00:11:13.680 | So I have another notebook for that I'll leave a link to that at the top of the video so you can
00:11:18.960 | run through that if you if you really want to go through the whole thing. So okay let's go with
00:11:24.000 | tell me about LLAMA2 it's just going to give us an answer but what we want to see is that it's
00:11:28.400 | correctly using this JSON format which it is doing which is really cool. So yeah we see it for the
00:11:37.520 | vector search tool action it did that I'm printing out more than I need to here I'm printing out the
00:11:44.640 | vector because I was debugging earlier. We have a second like JSON or agent action which is to
00:11:54.400 | provide the final answer to the user and it is LLAMA2 is a collection of pre-trained fine-tuned
00:11:59.840 | large language models so on and so on right. Okay cool so that is one question let's try another.
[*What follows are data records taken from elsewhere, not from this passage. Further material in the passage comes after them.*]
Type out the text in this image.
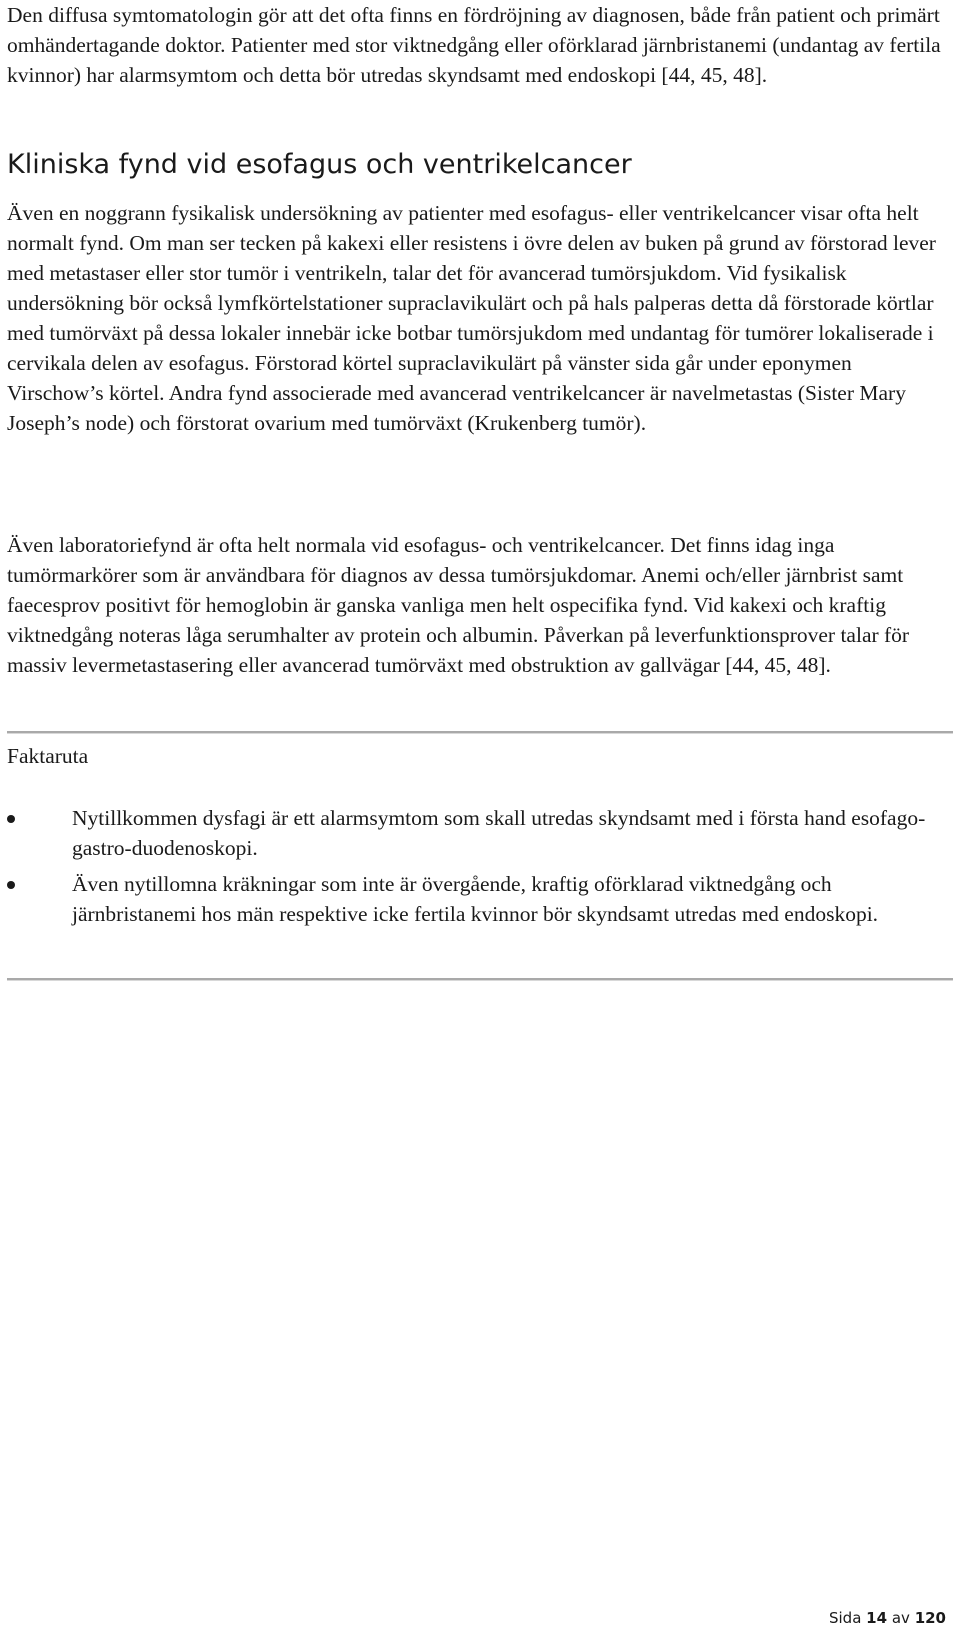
Den diffusa symtomatologin gör att det ofta finns en fördröjning av diagnosen, både från patient och primärt omhändertagande doktor. Patienter med stor viktnedgång eller oförklarad järnbristanemi (undantag av fertila kvinnor) har alarmsymtom och detta bör utredas skyndsamt med endoskopi [44, 45, 48].

Kliniska fynd vid esofagus och ventrikelcancer

Även en noggrann fysikalisk undersökning av patienter med esofagus- eller ventrikelcancer visar ofta helt normalt fynd. Om man ser tecken på kakexi eller resistens i övre delen av buken på grund av förstorad lever med metastaser eller stor tumör i ventrikeln, talar det för avancerad tumörsjukdom. Vid fysikalisk undersökning bör också lymfkörtelstationer supraclavikulärt och på hals palperas detta då förstorade körtlar med tumörväxt på dessa lokaler innebär icke botbar tumörsjukdom med undantag för tumörer lokaliserade i cervikala delen av esofagus. Förstorad körtel supraclavikulärt på vänster sida går under eponymen Virschow’s körtel. Andra fynd associerade med avancerad ventrikelcancer är navelmetastas (Sister Mary Joseph’s node) och förstorat ovarium med tumörväxt (Krukenberg tumör).

Även laboratoriefynd är ofta helt normala vid esofagus- och ventrikelcancer. Det finns idag inga tumörmarkörer som är användbara för diagnos av dessa tumörsjukdomar. Anemi och/eller järnbrist samt faecesprov positivt för hemoglobin är ganska vanliga men helt ospecifika fynd. Vid kakexi och kraftig viktnedgång noteras låga serumhalter av protein och albumin. Påverkan på leverfunktionsprover talar för massiv levermetastasering eller avancerad tumörväxt med obstruktion av gallvägar [44, 45, 48].

Faktaruta

Nytillkommen dysfagi är ett alarmsymtom som skall utredas skyndsamt med i första hand esofago-gastro-duodenoskopi.
Även nytillomna kräkningar som inte är övergående, kraftig oförklarad viktnedgång och järnbristanemi hos män respektive icke fertila kvinnor bör skyndsamt utredas med endoskopi.
Sida 14 av 120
00:12:09.440 | What makes LLAMA2 so special? I think this is pulling from like the same context but we can
00:12:18.080 | come up to here again I'm printing out too much but it's fine. So LLAMA2 is special because it
00:12:27.680 | features a collection of pre-trained and fine-tuned large language models,
00:12:31.920 | optimizer dialog, use cases, these models called so on and so on. I think we're supposed to say
00:12:37.280 | LLAMA outperform open source chat models on most benchmarks tested and maybe substitute for closed
00:12:44.160 | source models. Okay looks good now tell me about LLAMA2 red teaming. Again what we're looking for
00:12:53.680 | is the correct JSON format which it handles nicely and yeah we get I think it's the same
00:13:02.320 | same good answer again right. So all looks good everything's in the format that we would want
00:13:08.240 | and yeah that is how we would fine-tune a GPT 3.5 model on our own dataset. Again like I said a big
00:13:18.320 | part of this is actually building the dataset this is just a very quick sort of demo example
00:13:25.120 | on how to do this. So what I want to do going forwards is put together a more a longer video
00:13:31.760 | on fine-tuning where we'll kind of dive into actually building the dataset which is honestly
00:13:37.280 | the more important part of all of this but at least we've seen the different endpoints for
00:13:44.800 | the OpenAI client that we need to use when we're fine-tuning. So for now I'll leave it there I hope
00:13:51.120 | this has been helpful and interesting so thank you very much for watching and I will see you again
00:13:56.400 | in the next one. Bye!